The MSE units that are not revived after intervention by banks at the "handholding stage" need to be classified as sick subject to complying with any one of the two conditions as laid down above and based on a viability study the viable/potentially viable units be provided rehabilitation package. The rehabilitation package should be implemented speedily in a time bound manner. The rehabilitation package should be fully implemented within six months from the date the unit is declared as 'potentially viable' / 'viable'. It has also been mandated that while identifying and implementing the rehabilitation package, banks are to facilitate a "holding operation" for a period of six months. Small-scale units will be permitted, during the "holding operations" to draw funds from the cash credit account at least to the extent of their deposit of sale proceeds.
Exclusion of willful defaulters
Units becoming sick on account of willful mismanagement, willful default, unauthorized diversion of funds, disputes among partners / promoters, etc. are not permitted to be classified as sick units and accordingly not be eligible for any relief and concessions. In such cases, steps would be initiated for the recovery of the bank's dues!

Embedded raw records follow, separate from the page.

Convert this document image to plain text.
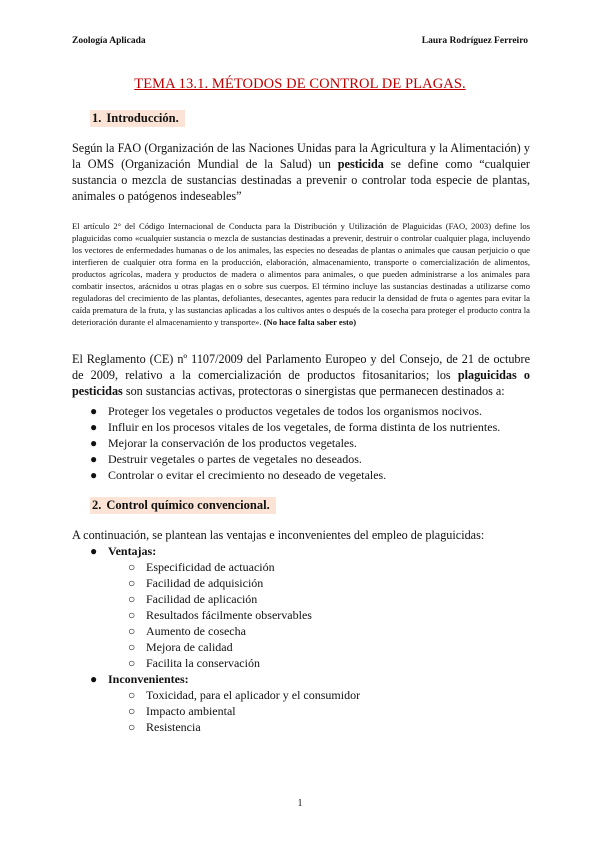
Zoología Aplicada	Laura Rodríguez Ferreiro
TEMA 13.1. MÉTODOS DE CONTROL DE PLAGAS.
1. Introducción.
Según la FAO (Organización de las Naciones Unidas para la Agricultura y la Alimentación) y la OMS (Organización Mundial de la Salud) un pesticida se define como “cualquier sustancia o mezcla de sustancias destinadas a prevenir o controlar toda especie de plantas, animales o patógenos indeseables”
El artículo 2° del Código Internacional de Conducta para la Distribución y Utilización de Plaguicidas (FAO, 2003) define los plaguicidas como «cualquier sustancia o mezcla de sustancias destinadas a prevenir, destruir o controlar cualquier plaga, incluyendo los vectores de enfermedades humanas o de los animales, las especies no deseadas de plantas o animales que causan perjuicio o que interfieren de cualquier otra forma en la producción, elaboración, almacenamiento, transporte o comercialización de alimentos, productos agrícolas, madera y productos de madera o alimentos para animales, o que pueden administrarse a los animales para combatir insectos, arácnidos u otras plagas en o sobre sus cuerpos. El término incluye las sustancias destinadas a utilizarse como reguladoras del crecimiento de las plantas, defoliantes, desecantes, agentes para reducir la densidad de fruta o agentes para evitar la caída prematura de la fruta, y las sustancias aplicadas a los cultivos antes o después de la cosecha para proteger el producto contra la deterioración durante el almacenamiento y transporte». (No hace falta saber esto)
El Reglamento (CE) nº 1107/2009 del Parlamento Europeo y del Consejo, de 21 de octubre de 2009, relativo a la comercialización de productos fitosanitarios; los plaguicidas o pesticidas son sustancias activas, protectoras o sinergistas que permanecen destinados a:
● Proteger los vegetales o productos vegetales de todos los organismos nocivos.
● Influir en los procesos vitales de los vegetales, de forma distinta de los nutrientes.
● Mejorar la conservación de los productos vegetales.
● Destruir vegetales o partes de vegetales no deseados.
● Controlar o evitar el crecimiento no deseado de vegetales.
2. Control químico convencional.
A continuación, se plantean las ventajas e inconvenientes del empleo de plaguicidas:
● Ventajas:
○ Especificidad de actuación
○ Facilidad de adquisición
○ Facilidad de aplicación
○ Resultados fácilmente observables
○ Aumento de cosecha
○ Mejora de calidad
○ Facilita la conservación
● Inconvenientes:
○ Toxicidad, para el aplicador y el consumidor
○ Impacto ambiental
○ Resistencia
1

A "willful default" is one where any of the following events is observed:
- the unit has defaulted in meeting its payment / repayment obligations even when it has the capacity to honour the said obligations
- the unit has defaulted in meeting its payment / repayment obligations and has not utilized the finance from the lender for the specific purposes for which finance was availed of but has diverted the funds for other purposes
- the unit has defaulted in meeting its payment / repayment obligations to the lender and has siphoned off the funds so that the funds have not been utilised for the specific purpose for which finance was availed of, nor are the funds available with the unit in the form of other assets
- the unit has defaulted in meeting its payment / repayment obligations to the lender and has also disposed off or removed the movable fixed assets or immovable property given by him or it for the purpose of securing a term loan without the knowledge of the bank/lender.
From all counts the regulator has come out with a set of guidelines to facilitate the revival of the sick units. It is also incumbent upon the entrepreneurs to utilize these guidelines by approaching the banks on a timely manner to facilitate the process.